A television screen showing a news broadcast with file footage of North Korean leader Kim Jong-un, at a railway station in Seoul in May 4. Photo: Jung Yeon-je/AFP via Getty Images
North Korea's military fired a missile Wednesday that crossed the disputed maritime border with South Korea for the first time since the countries' division in 1948, officials in Seoul said.
The big picture: The short-range ballistic missile, one of at least 10 that Pyongyang fired, landed some 37 miles from the South Korean city of Sokcho — causing air-raid sirens to sound on Ulleungdo island and Seoul's military to respond by firing three missiles, per the BBC.
Why it matters: The major escalation in Pyongyang's recent spate of missile launches breached the Northern Limit Line, the de facto sea boundary drawn by the UN at the end of the 1950-53 Korean War, landing some 16 miles south of the demarcation line.
- South Korean President Yoon Suk-yeol said Pyongyang's actions were an "effective act of territorial encroachment," Reuters reports.

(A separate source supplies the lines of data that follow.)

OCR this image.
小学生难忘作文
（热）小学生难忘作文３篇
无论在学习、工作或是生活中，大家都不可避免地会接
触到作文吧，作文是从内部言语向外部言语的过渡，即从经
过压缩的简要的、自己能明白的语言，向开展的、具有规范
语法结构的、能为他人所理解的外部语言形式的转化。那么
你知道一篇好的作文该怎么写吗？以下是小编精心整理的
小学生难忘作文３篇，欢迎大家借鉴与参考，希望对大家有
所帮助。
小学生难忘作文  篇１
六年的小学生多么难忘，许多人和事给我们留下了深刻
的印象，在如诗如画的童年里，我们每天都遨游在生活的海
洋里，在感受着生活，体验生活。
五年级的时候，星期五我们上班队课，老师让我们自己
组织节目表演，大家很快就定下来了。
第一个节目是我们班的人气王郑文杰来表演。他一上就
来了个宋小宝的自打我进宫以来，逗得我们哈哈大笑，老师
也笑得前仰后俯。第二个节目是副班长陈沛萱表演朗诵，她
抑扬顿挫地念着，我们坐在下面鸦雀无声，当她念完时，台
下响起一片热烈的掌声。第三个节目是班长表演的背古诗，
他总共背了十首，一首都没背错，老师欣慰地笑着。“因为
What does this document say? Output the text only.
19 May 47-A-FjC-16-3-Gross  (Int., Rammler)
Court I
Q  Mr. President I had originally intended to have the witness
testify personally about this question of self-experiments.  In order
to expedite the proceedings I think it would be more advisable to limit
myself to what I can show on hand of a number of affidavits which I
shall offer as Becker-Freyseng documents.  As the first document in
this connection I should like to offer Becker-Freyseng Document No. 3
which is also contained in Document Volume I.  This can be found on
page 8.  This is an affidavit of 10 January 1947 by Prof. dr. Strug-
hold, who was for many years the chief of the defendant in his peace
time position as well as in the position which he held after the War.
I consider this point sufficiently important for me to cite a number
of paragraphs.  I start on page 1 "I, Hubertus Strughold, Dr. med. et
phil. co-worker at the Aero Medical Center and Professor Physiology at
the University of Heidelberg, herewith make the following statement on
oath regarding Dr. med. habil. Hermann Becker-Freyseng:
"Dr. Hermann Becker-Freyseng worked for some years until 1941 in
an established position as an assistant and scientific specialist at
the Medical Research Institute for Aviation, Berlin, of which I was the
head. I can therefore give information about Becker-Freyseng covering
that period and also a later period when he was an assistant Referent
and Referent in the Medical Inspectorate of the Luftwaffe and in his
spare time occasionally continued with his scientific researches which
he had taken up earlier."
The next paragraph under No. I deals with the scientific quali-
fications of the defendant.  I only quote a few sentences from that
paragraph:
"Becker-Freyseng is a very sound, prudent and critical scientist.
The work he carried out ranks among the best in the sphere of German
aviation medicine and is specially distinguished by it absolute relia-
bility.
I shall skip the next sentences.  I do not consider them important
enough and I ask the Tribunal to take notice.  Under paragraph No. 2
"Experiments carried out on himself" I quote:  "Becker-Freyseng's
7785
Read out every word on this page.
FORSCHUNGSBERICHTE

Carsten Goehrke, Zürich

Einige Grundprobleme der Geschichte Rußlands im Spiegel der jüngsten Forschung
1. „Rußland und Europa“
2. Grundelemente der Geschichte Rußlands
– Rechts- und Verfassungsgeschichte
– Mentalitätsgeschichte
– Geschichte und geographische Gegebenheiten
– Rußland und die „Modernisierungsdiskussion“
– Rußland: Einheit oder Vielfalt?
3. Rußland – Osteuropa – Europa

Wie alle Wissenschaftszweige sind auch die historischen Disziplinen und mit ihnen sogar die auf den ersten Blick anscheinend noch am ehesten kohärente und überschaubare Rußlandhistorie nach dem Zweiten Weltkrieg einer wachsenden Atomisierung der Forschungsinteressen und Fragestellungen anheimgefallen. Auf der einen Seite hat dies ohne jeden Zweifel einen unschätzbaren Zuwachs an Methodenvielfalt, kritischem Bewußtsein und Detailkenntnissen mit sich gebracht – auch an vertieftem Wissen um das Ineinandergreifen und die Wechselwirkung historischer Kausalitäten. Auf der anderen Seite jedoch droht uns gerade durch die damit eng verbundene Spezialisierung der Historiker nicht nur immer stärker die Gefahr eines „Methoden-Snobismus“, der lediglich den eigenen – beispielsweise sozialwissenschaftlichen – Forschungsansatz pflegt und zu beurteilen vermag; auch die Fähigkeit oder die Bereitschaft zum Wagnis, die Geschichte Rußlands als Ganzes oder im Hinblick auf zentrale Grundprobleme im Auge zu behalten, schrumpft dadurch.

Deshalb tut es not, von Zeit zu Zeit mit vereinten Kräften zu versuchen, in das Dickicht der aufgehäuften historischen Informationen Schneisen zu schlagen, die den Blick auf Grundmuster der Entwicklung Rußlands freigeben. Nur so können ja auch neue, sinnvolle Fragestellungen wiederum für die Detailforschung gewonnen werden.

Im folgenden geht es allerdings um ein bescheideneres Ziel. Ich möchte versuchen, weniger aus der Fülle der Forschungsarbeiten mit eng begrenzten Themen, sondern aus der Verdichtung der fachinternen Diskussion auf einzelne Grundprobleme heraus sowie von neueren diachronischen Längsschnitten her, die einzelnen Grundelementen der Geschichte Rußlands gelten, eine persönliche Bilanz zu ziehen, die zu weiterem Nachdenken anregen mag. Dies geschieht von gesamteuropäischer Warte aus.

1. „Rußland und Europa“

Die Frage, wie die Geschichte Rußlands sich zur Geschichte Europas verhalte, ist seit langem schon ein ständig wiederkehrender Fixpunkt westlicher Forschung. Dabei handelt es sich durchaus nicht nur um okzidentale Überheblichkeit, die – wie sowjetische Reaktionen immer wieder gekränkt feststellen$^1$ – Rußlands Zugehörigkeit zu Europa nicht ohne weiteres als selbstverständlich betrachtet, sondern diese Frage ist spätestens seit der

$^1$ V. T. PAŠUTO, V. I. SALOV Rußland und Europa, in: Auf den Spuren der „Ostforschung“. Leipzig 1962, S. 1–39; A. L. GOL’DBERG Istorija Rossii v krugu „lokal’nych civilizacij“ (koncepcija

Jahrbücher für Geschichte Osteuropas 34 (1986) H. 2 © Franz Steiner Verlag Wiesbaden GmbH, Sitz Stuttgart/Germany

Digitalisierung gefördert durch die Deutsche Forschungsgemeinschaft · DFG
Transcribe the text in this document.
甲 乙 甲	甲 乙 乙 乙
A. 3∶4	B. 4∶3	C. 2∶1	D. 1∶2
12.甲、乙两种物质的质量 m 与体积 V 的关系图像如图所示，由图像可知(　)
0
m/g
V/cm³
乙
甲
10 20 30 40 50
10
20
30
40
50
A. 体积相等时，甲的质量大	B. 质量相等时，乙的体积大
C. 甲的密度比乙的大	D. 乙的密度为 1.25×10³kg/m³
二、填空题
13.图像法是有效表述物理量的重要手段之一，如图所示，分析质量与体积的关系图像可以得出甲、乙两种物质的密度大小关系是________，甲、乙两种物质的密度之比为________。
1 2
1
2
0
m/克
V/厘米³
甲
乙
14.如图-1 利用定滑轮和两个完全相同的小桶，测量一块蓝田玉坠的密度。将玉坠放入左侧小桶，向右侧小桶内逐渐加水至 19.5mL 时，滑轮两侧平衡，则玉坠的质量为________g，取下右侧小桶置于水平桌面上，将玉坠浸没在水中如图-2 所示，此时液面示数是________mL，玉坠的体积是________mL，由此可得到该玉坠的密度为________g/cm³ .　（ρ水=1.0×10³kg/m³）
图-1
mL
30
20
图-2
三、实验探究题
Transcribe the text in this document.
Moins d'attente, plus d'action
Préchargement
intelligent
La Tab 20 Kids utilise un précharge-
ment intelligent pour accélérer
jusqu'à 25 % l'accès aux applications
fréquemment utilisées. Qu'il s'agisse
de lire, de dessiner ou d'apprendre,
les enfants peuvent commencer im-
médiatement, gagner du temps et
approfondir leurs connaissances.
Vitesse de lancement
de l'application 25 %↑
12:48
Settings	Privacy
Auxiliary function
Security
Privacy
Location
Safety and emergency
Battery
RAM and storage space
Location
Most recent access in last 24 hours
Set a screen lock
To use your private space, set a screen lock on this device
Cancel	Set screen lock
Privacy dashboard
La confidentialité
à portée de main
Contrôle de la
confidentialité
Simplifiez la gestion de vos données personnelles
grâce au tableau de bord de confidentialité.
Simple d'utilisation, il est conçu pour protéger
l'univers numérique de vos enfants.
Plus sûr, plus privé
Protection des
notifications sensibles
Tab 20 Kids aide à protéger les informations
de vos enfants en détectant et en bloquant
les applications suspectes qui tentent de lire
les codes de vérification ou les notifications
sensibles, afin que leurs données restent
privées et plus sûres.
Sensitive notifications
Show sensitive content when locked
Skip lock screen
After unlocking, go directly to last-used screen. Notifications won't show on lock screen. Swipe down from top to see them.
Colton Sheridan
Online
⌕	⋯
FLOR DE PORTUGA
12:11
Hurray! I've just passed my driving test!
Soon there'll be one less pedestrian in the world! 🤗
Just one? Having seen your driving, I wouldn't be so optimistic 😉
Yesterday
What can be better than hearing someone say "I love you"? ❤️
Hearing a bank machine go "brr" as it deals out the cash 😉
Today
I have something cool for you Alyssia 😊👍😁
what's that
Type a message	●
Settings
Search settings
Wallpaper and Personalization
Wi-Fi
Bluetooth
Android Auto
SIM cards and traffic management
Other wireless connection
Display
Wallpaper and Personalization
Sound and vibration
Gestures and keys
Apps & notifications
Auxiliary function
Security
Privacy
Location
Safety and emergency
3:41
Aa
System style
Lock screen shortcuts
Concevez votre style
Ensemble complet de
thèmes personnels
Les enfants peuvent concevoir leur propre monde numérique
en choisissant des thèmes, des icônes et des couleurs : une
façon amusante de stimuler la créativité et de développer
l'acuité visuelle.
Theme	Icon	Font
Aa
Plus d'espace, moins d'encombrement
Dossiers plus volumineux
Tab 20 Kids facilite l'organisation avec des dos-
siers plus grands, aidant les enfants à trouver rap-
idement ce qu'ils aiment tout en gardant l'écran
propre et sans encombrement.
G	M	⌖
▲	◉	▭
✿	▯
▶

- North Korean state media said leader Kim Jong-un personally oversaw the previous missile tests that it described as "tactical nuclear" drills representing a "warning" to the U.S. and South Korea — which have this week been holding their largest-ever joint air exercises.
Flashback: The militaries of North and South Korea exchanged warning shots along the maritime border last week.
Between the lines: "North Korea firing missiles in a way that sets off air raid sirens appears intended to threaten South Koreans to pressure their government to change policy," Leif-Eric Easley, a professor at Ewha University in Seoul, told AP.
- "North Korea's expanding military capabilities and tests are worrisome, but offering concessions about alliance cooperation or nuclear recognition would make matters worse."
Editor's note: This article has been updated with new details throughout.